Maurizio Signorini

Più di un boomerang non torna, sceglie la libertà

Quante volte, da bambino, ho giocato con il boomerang. Che spesso andava a incastrarsi tra i coppi nei tetti intorno. E non tornava più.

Ma l’aforisma di Stanislaw Lec, poeta e scrittore polacco del ‘900, crea visioni diverse: più di un boomerang non torna, sceglie la libertà.

Come dire che un giorno usciamo dal nostro luogo protetto fatto anche di passività di situazioni e di compromessi che non vorremmo accettare e non torniamo alla sera per riprendere il nostro posto.

Per andare dove? In quale direzione? E per fare cosa? E per essere chi?.

La pandemia ci aveva posti di fronte alla necessità di avere un piano di vita alternativo, che partiva da un cambio lavorativo che avrebbe significato anche uno stravolgimento totale della vita.
Una rivoluzione che avrebbe richiesto uno straordinario atto di coraggio.

Non solo. La nostra quotidianità è segnata da un’aggressione mediatica senza fine, che si somma allo stravolgimento dell’ordine mondiale che ci angoscia e che fa apparire il nostro immediato futuro fosco e incerto. Corruzione, mafie, scambi di voto, modifiche costituzionali, tagli alla sanità, la difficoltà tra palestinesi e israeliani di riconciliarsi nella narrazione, la sopraffazione dei paesi imperialisti divenuta ormai sistematica, l’indifferenza verso il declino della scuola, le troppe parole spese per la rovina dell’ambiente che non diventano progettualità…

Credo che alla base della nostra idea di vita in genere ci sia il bisogno di verità. Che parte da una condizione di libertà interiore che fatichiamo a vivere.

Come ci si sente ad osservare una tela di Fontana dove il taglio apre a nuovi mondi dove si possono frequentare una dimensione nuova di libertà e soprattutto il coraggio di affrontare lo sconosciuto? Oppure di fronte a una sfera bronzea di Pomodoro che, rotta, mostra meccanismi interni complessi da affrontare con coraggio o anche nuove vite lontane, probabili, forse possibili: affascinati o indifferenti?

Gianni Vattimo, nella sua Introduzione a Heidegger: “non siamo al mondo per osservarlo come oggetto o come legge, ma siamo al mondo per progettarci: il nostro rapporto con l’essere è un rapporto progettuale.

È vero che noi non possiamo scegliere il mondo in cui ci troviamo, ma è altrettanto vero che la sua progettualità lo rende sperimentabile. Quindi, perché non sperimentare un’idea nuova di Libertà?”

E quale nuova idea di Libertà?

Non vivere solo la quotidianità ma essere nell’autenticità, ossia caratterizzarsi come veri esseri.

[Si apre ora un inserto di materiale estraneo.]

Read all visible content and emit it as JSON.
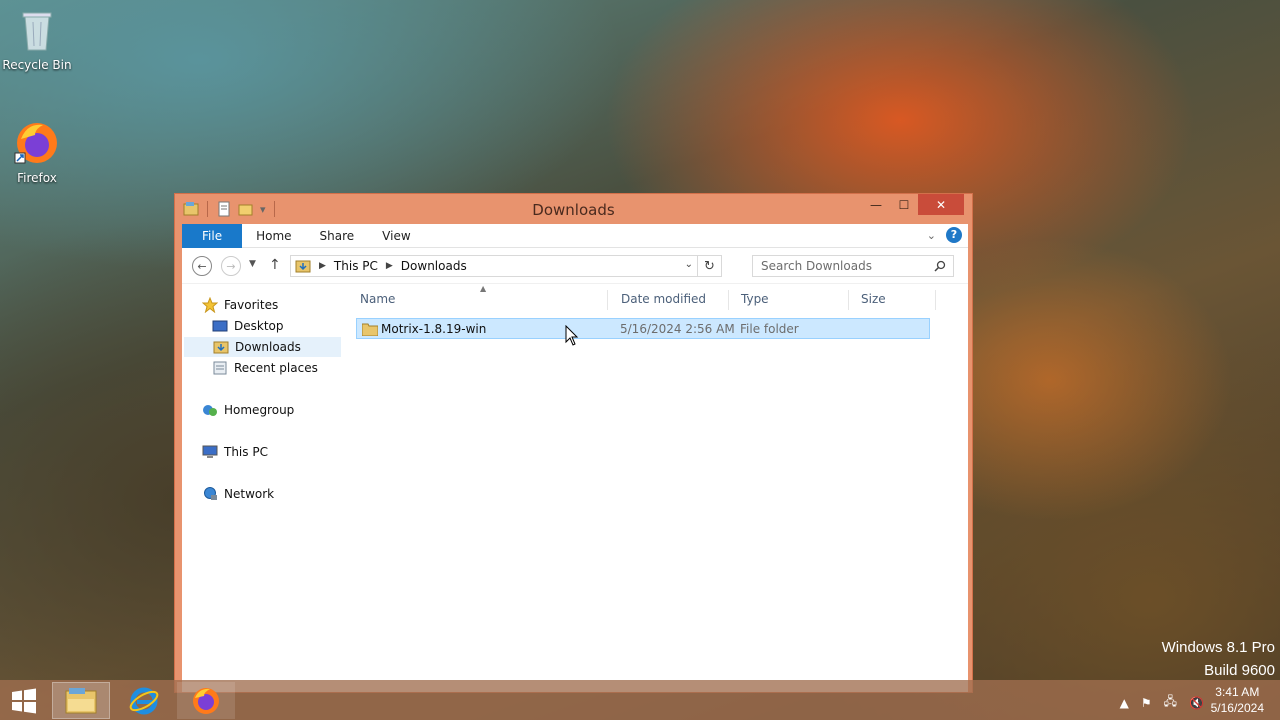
{
  "desktop": {
    "icons": [
      {
        "label": "Recycle Bin"
      },
      {
        "label": "Firefox"
      }
    ],
    "watermark": {
      "line1": "Windows 8.1 Pro",
      "line2": "Build 9600"
    }
  },
  "window": {
    "title": "Downloads",
    "ribbon_tabs": [
      "File",
      "Home",
      "Share",
      "View"
    ],
    "address": {
      "crumbs": [
        "This PC",
        "Downloads"
      ]
    },
    "search": {
      "placeholder": "Search Downloads"
    },
    "nav_pane": {
      "favorites": "Favorites",
      "favorite_items": [
        "Desktop",
        "Downloads",
        "Recent places"
      ],
      "homegroup": "Homegroup",
      "this_pc": "This PC",
      "network": "Network"
    },
    "columns": [
      "Name",
      "Date modified",
      "Type",
      "Size"
    ],
    "files": [
      {
        "name": "Motrix-1.8.19-win",
        "date": "5/16/2024 2:56 AM",
        "type": "File folder",
        "size": ""
      }
    ]
  },
  "taskbar": {
    "clock_time": "3:41 AM",
    "clock_date": "5/16/2024"
  },
  "colors": {
    "window_frame": "#e8936e",
    "close_button": "#c94c3a",
    "file_tab": "#1979ca",
    "selection": "#cce8ff"
  }
}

Chiedersi quale possa essere il nostro progetto di fronte ai fatti di quest’epoca, come violenza e assenza di rispetto.

Acquisire il senso della Legge, al di là del rispetto delle regole. Le regole sono solo impedimenti esterni che agiscono sul comportamento limitando gli eccessi. Il senso della Legge, come afferma Massimo Recalcati parlando della scuola, trasmette invece il senso dell’impossibile per cui non si può fare tutto, avere tutto, sapere tutto. Se non è così, i ragazzi crescono con l’idea che tutto sia possibile.

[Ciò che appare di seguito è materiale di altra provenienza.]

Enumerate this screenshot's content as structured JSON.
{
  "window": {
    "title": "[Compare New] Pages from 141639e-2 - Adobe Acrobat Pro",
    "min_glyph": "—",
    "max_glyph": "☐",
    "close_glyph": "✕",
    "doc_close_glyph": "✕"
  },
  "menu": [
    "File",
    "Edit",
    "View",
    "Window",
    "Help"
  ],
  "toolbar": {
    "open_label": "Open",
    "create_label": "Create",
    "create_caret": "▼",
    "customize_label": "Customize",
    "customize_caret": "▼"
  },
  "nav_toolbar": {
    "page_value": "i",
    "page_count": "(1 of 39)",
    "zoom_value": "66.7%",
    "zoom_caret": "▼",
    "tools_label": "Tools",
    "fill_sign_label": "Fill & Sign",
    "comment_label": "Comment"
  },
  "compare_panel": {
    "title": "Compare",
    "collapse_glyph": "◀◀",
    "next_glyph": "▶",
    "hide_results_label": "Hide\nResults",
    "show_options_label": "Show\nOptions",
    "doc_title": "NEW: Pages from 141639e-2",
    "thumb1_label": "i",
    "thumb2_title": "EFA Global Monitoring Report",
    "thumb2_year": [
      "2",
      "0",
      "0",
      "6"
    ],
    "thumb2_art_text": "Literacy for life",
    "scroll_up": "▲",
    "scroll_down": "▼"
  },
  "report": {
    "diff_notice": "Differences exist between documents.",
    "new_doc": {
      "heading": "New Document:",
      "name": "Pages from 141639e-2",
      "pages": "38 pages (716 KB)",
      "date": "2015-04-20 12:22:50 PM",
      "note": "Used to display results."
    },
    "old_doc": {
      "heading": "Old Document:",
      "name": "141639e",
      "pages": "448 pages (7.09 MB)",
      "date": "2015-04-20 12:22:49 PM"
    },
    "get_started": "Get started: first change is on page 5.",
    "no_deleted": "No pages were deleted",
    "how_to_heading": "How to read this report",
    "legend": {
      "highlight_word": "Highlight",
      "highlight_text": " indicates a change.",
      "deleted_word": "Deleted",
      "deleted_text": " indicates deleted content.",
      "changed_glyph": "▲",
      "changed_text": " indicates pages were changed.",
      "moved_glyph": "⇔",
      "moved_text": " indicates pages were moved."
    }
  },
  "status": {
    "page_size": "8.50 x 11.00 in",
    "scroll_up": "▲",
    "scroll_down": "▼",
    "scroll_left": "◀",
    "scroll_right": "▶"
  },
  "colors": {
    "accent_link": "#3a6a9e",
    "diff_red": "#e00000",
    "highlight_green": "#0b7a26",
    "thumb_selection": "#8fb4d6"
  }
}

Quante volte abbiamo detto: bisogna essere se stessi! E spesso non ci riusciamo.

Kierkegaard: non essere se stessi significa non essere liberi e ciò porta alla disperazione.

Vivere il fantastico, che è poi la via verso l’infinito. Che può allontanarci da noi stessi perché comunque dobbiamo rapportarci alla finitezza, per non essere sradicati dalla vita concreta.

Nelle nostre analisi e proposte nel sociale, usare parole vive, piene di energia e non di rassegnazione.

Scegliere o no la Fede, non per noncuranza o stanchezza, ma per una scelta convinta. Scegliere la Fede comporta forza e accettazione che tutto non dipende da noi, che siamo dipendenti nella nascita e nella morte. Se la Verità è Dio, se si crede che Egli è la Verità, noi saremo liberi.

Ritengo che bisogna far rigenerare il senso del desiderio, quello di Esserci.

Esserci veramente: costituirsi al mondo.